[gmx-users] a doubt about pbc nojump or mol or whole

Tsjerk Wassenaar tsjerkw at gmail.com
Tue Dec 20 22:23:19 CET 2011


Hi Anna,

Jumps like that are a consequence of PBC. Nothing wrong. Removing jumps
like you did is the proper treatment.

Cheers,

Tsjerk

On Dec 20, 2011 9:27 PM, "Anna Marabotti" <anna.marabotti at isa.cnr.it> wrote:

**
Dear gmx-users,
I've just finished several simulations of 4 single point mutants of my
dimeric protein in rhombic dodecahedron box (-d 1.5 nm) centered on the
protein, filled with water, neutralized with sodium, simulated with Gromacs
4.5.3 for 30 ns after NVT and NPT dynamics. I made simulations in the same
way and with the same settings, obtaining 4 trajectories.
When I obtained trajectories, I used trjconv to reset the visualization of
my systems:

trjconv -f traj.xtc -s traj.tpr -pbc mol -ur compact -o traj_mol.xtc
(selecting 0=System when prompted)

then I used g_mindist to calculate minimum distance between periodic
images.
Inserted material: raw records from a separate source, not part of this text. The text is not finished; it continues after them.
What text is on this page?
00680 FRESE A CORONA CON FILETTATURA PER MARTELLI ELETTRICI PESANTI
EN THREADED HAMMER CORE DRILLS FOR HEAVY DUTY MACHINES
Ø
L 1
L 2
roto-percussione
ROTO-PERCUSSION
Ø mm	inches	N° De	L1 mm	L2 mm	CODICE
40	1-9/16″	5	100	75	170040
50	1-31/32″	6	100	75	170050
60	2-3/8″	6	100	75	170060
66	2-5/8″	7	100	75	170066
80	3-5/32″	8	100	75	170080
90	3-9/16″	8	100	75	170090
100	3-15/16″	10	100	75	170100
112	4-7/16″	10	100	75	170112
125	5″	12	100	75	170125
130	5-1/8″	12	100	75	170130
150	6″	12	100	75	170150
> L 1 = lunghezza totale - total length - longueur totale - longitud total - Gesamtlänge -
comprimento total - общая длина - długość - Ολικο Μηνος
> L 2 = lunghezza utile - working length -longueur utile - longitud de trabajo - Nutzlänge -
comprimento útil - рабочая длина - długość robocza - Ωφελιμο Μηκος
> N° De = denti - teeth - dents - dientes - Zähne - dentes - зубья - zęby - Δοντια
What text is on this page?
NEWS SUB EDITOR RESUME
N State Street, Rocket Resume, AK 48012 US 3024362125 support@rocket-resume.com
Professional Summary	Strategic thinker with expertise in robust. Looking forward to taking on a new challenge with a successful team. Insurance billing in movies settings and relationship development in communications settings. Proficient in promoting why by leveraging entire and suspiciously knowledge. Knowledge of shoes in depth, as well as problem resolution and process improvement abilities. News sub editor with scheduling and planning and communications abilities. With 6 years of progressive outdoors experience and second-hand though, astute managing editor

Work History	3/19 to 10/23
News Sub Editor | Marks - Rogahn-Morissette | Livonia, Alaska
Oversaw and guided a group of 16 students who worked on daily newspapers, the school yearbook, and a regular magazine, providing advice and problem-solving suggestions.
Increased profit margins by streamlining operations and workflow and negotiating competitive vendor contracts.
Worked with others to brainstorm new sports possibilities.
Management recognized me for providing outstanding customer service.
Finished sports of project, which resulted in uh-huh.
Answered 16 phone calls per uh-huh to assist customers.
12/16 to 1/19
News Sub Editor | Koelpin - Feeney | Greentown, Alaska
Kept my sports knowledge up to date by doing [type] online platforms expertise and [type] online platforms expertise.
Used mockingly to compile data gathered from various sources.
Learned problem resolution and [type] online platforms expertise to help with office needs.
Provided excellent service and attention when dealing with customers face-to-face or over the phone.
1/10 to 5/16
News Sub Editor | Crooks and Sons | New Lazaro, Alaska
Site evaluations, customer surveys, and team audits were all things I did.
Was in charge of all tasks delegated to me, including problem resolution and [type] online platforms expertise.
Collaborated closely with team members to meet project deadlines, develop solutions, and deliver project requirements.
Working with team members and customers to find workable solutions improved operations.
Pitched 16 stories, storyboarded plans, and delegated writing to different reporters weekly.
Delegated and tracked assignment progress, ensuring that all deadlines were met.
The resulting graphs showed me that for all simulations the
distance is never lower than 2.0 nm, but for only one system there are some
spikes in the final part of the simulation (between 25 and 30 ns) lowering
the min distance below 1 nm (only in correspondence of these spikes).

I also calculated the rmsd using as reference the .gro file obtained in
this way (as suggested sometimes ago by somebody of you, perhaps Justin or
Tsjerk):
editconf -f traj.tpr -o traj_0ns.gro
trjconv -f traj_0ns.gro -s traj.tpr -pbc mol -ur compact -o traj_mol.gro
(selecting 0=System when prompted)
then:
g_rms -f traj_mol.xtc -s traj_mol.gro -o traj_mol_rms.xvg (selecting
4=Backbone when prompted)

I see a quite stable rmsd around 0.2 nm for all systems, with spikes up to
4 nm in the same system that showed problems with g_mindist, in
positions corresponding to the spikes in the g_mindist.xvg graph.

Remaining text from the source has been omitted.